Study of cell lipid droplets during viral infection

VÁZQUEZ CA; PEÑA CARCAMO J R; MORELL M L; CORDO S M; GARCÍA C C

Bernal

Encuentro; II Argentine Meeting on Biology of Non-coding RNAs; 2018

Lipid droplets (LD) are organelles that consist of a neutral lipids core, surrounded by a phospholipid monolayer, in which proteins are embedded. It has been well documented that LD play important roles in viral replication of viruses, such as hepatitis C, dengue and rotavirus. Our lab is focused on the study of RNA virus relevant to human health, mainly those greatly affectingthe region. Junín virus (JUNV) is an enveloped RNA virus, which causes Argentine hemorrhagic fever. The goal of this work was to study the importance of LD in JUNV infection. In this work we explored diverse techniques to study LD in the context of viral infection. HepG2 (human hepatocellular carcinoma) and A549 (human lung carcinoma) cell lines were used. First, cells monolayers were treated with oleic acid (OA) and C75 to stimulate and inhibit LD morphogenesis, respectively. The effect of this modulation was evaluated by immunofluorescencemicroscopy and Oil Red-O staining. Flow cytometry was also used to determine changes in cellular complexity. A quantification of the number of LD per cell, done by means of indirect immunofluorescence and confocal microscopy, showed a reduction in the number of LD in infected cells, when compared to non-infected cells.
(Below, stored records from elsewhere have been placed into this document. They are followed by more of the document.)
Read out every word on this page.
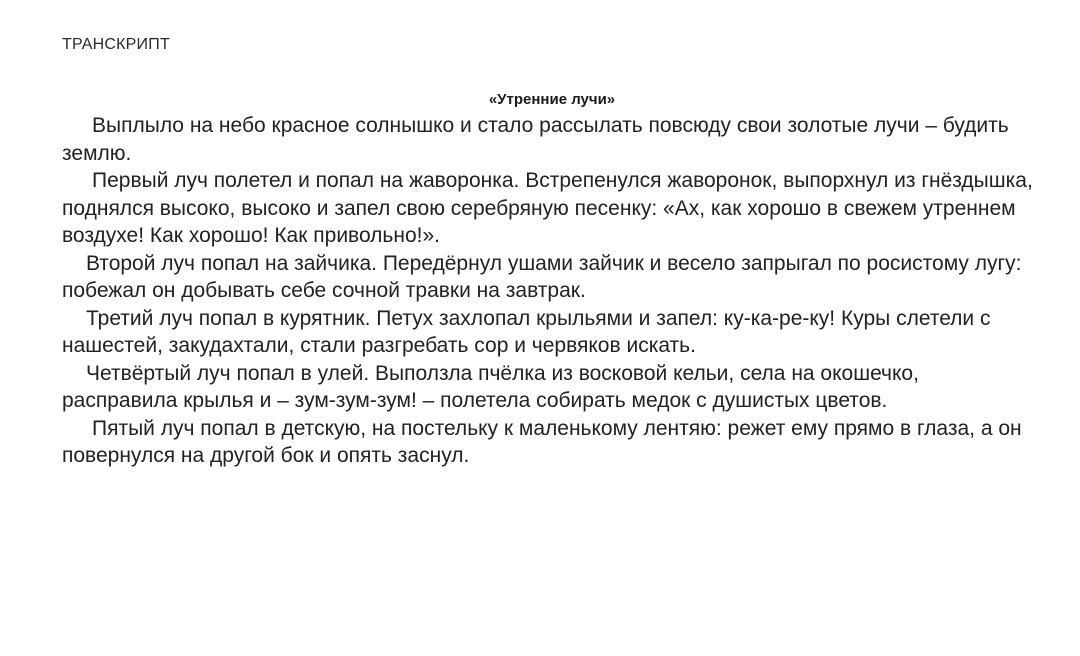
ТРАНСКРИПТ
«Утренние лучи»

Выплыло на небо красное солнышко и стало рассылать повсюду свои золотые лучи – будить землю.

Первый луч полетел и попал на жаворонка. Встрепенулся жаворонок, выпорхнул из гнёздышка, поднялся высоко, высоко и запел свою серебряную песенку: «Ах, как хорошо в свежем утреннем воздухе! Как хорошо! Как привольно!».

Второй луч попал на зайчика. Передёрнул ушами зайчик и весело запрыгал по росистому лугу: побежал он добывать себе сочной травки на завтрак.

Третий луч попал в курятник. Петух захлопал крыльями и запел: ку-ка-ре-ку! Куры слетели с нашестей, закудахтали, стали разгребать сор и червяков искать.

Четвёртый луч попал в улей. Выползла пчёлка из восковой кельи, села на окошечко, расправила крылья и – зум-зум-зум! – полетела собирать медок с душистых цветов.

Пятый луч попал в детскую, на постельку к маленькому лентяю: режет ему прямо в глаза, а он повернулся на другой бок и опять заснул.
Afterwards, immunofluorescence suggested that in JUNV infected and OA stimulated cultures, the viral nucleoprotein N localizes in LD. We are currently verifying this observation by isolating LD in a subcellular fractionation of infected cells. We established the conditions necessary to isolate LD by cellular fractionation in density gradients. To confirm the isolation, fractions were analyzed by mass spectrometry. LD markers, perilipin 2 and 3, were found in the top fraction, but not in the bottom fractions. Having implemented techniques which allow us to study LD, we will expand our study to understand the role of this organelle during JUNV replication. This understanding will help us find potential targets for antiviral therapy.